Il ministro delle Infrastrutture sul caso Unipol-Bnl: "Usare le conversazioni di tutti i politici. Anche quelle di D'Alema e Fassino: così potranno spiegare la loro estraneità ai fatti"

Roma - "Le intercettazioni telefoniche vanno utilizzate nei confronti di tutti. Anche se gli interessati si chiamano Fassino e D’Alema". È quanto dichiara il ministro Antonio Di Pietro in riferimento all’autorizzazione all’utilizzo delle intercettazioni telefoniche richiesta dal Gip, Clementina Forleo. "Quindi - prosegue Di Pietro - sia per coloro che risultano nelle intercettazioni della procura di Milano, sia per qualsiasi altra persona, l’Italia dei Valori vuole e deve votare a favore dell’utilizzo delle stesse senza ricorrere, come si sente fare spesso da altri, ad alcun sofisma o nascondere la testa sotto la sabbia. Nel caso specifico riteniamo che sia anche nell’interesse degli stessi politici correre dai giudici a riferire la loro versione dei fatti, piuttosto che utilizzare come paravento la giunta delle autorizzazioni della Camera. Tale decisione - conclude Di Pietro - renderebbe evidente quel che per me lo è già: la loro estraneità ai fatti".

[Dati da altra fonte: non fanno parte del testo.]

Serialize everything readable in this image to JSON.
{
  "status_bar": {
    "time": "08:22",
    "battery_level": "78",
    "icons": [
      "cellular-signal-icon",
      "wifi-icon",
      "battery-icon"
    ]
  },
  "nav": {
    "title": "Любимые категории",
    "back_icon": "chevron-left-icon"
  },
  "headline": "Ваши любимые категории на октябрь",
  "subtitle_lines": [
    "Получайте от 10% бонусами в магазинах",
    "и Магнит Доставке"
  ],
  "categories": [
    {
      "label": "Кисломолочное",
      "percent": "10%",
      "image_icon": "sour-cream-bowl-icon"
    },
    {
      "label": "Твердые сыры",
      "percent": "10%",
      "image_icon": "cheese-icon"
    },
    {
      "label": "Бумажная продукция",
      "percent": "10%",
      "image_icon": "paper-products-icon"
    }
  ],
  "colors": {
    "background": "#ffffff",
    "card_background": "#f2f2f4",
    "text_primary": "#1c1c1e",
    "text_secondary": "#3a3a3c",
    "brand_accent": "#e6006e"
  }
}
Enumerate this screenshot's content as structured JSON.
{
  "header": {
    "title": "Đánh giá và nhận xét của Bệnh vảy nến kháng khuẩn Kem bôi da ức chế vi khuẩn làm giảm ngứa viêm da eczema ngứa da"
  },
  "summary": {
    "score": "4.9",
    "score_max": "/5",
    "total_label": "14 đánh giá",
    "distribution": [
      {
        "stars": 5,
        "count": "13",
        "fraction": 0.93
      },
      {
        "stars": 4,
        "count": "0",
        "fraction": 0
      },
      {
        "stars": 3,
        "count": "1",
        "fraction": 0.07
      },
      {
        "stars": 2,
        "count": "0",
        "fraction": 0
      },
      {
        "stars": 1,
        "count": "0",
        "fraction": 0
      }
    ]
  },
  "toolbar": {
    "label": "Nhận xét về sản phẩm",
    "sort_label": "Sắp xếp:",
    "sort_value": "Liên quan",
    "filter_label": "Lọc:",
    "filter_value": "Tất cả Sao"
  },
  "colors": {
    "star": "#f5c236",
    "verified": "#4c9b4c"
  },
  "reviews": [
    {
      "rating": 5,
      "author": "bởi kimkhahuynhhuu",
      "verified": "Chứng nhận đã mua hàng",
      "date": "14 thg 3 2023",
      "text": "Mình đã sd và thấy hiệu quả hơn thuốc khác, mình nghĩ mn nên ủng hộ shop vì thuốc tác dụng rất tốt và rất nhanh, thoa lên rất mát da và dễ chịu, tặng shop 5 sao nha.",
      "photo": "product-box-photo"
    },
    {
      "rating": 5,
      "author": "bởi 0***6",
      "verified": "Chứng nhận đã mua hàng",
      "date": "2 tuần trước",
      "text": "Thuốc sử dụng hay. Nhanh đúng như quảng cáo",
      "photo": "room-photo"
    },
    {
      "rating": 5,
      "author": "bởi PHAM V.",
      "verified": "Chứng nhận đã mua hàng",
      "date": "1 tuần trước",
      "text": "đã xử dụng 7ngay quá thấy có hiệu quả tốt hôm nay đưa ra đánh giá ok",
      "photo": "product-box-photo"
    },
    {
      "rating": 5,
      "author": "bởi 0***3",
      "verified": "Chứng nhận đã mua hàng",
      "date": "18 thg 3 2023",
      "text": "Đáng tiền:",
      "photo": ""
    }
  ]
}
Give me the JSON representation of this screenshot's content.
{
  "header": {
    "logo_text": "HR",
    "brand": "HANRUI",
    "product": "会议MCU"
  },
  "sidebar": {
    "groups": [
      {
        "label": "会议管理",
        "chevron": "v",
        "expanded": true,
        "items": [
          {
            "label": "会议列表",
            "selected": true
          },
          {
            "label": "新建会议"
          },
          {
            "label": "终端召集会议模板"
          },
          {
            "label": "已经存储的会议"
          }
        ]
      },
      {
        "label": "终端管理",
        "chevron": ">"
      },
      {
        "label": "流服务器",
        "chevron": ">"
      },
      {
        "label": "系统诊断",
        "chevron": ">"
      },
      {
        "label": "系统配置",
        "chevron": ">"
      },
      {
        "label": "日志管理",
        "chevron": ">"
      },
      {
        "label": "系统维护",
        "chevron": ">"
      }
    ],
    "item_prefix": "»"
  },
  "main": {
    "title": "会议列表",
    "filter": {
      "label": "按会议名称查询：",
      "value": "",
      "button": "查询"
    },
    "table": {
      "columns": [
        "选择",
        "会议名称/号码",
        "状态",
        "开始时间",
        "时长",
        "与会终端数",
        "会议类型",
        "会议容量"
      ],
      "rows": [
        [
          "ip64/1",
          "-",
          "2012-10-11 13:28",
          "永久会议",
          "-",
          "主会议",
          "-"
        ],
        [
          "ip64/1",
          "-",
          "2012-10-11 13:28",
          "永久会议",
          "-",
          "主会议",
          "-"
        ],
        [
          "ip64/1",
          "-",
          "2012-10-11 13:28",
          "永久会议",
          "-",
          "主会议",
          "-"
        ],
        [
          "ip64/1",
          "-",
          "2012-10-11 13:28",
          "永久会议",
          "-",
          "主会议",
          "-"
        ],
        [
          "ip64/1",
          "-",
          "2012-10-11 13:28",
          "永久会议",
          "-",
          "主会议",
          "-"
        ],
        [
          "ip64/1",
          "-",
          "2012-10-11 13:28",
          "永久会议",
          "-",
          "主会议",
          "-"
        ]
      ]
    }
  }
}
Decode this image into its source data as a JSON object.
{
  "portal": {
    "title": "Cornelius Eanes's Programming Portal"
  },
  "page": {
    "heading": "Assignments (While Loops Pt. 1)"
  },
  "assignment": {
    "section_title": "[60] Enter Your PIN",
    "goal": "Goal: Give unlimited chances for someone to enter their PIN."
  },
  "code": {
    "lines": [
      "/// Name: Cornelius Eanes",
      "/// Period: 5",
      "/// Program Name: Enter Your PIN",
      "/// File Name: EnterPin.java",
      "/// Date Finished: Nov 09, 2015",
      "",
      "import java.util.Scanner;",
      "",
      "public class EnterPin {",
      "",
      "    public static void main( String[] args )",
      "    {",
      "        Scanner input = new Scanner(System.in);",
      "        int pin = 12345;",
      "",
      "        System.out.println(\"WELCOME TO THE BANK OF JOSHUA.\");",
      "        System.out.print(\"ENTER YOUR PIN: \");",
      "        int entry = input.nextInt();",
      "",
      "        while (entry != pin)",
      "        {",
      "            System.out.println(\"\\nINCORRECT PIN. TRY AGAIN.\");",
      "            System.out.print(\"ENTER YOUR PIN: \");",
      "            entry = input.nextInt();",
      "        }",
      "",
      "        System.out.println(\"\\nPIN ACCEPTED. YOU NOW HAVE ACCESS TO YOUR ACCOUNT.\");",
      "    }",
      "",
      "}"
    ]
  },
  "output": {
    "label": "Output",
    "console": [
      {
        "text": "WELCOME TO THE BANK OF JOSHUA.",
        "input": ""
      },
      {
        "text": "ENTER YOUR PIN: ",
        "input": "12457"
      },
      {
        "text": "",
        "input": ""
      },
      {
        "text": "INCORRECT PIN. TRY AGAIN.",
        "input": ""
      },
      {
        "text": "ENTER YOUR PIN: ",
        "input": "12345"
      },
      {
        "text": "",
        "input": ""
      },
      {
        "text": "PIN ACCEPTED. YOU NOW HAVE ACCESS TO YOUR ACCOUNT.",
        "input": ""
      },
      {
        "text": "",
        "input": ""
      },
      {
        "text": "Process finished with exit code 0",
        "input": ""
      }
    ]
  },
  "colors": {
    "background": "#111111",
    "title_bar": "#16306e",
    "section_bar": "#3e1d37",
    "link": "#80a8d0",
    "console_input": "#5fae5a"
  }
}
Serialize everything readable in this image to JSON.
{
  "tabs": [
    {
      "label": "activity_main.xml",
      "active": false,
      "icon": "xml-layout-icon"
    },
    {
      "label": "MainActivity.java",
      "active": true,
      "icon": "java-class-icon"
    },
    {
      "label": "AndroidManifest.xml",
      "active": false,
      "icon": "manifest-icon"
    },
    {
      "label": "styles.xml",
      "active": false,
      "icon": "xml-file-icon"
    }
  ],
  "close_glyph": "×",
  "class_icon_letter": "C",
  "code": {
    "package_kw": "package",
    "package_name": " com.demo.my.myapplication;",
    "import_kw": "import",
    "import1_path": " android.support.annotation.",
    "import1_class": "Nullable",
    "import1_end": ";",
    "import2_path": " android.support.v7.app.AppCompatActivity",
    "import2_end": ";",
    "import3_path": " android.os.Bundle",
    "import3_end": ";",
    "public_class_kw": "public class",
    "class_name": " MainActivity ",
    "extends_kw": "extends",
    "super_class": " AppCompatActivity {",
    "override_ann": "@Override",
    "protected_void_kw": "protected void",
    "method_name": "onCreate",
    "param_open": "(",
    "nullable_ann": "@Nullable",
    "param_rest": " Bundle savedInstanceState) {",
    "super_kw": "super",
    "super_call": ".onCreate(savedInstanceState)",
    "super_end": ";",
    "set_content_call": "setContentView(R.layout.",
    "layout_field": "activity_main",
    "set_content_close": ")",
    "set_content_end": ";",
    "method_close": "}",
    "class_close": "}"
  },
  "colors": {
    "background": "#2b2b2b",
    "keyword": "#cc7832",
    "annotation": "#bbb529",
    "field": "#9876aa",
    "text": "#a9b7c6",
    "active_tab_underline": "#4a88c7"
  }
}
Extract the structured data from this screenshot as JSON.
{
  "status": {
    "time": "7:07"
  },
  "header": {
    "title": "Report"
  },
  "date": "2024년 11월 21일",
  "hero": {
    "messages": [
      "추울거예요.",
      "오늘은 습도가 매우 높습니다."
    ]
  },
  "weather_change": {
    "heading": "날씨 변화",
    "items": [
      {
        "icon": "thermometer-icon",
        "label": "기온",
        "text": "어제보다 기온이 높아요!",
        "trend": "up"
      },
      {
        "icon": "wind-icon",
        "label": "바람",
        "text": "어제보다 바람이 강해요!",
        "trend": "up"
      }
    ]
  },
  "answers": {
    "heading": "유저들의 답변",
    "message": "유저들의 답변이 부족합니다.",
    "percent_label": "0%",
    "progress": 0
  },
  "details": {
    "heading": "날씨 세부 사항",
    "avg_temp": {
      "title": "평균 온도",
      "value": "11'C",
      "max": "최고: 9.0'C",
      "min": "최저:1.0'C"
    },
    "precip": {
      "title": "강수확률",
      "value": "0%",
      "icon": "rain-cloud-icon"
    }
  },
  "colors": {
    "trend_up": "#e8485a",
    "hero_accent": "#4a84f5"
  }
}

Gasparri (An): bene Di Pietro, Fassino e D'Alema dicano sì "Condivido in pieno la posizione di Di Pietro. Le intercettazioni telefoniche vanno utilizzate nei confronti di tutti, anche di D’Alema e Fassino". È quanto dichiara in una nota Maurizio Gasparri dell’esecutivo di Alleanza nazionale. «Memorie e ghirigori vari - aggiunge - sono solo un patetico strumento per rallentare la ricerca di una verità tutta tra l’altro contenuta in un materiale già uscito sui giornali. La percezione che si ha, con questo continuo ostruzionismo, è invece proprio quella della casta che si auto-difende per ostacolare le indagini che riguardano i loro traffici bancari".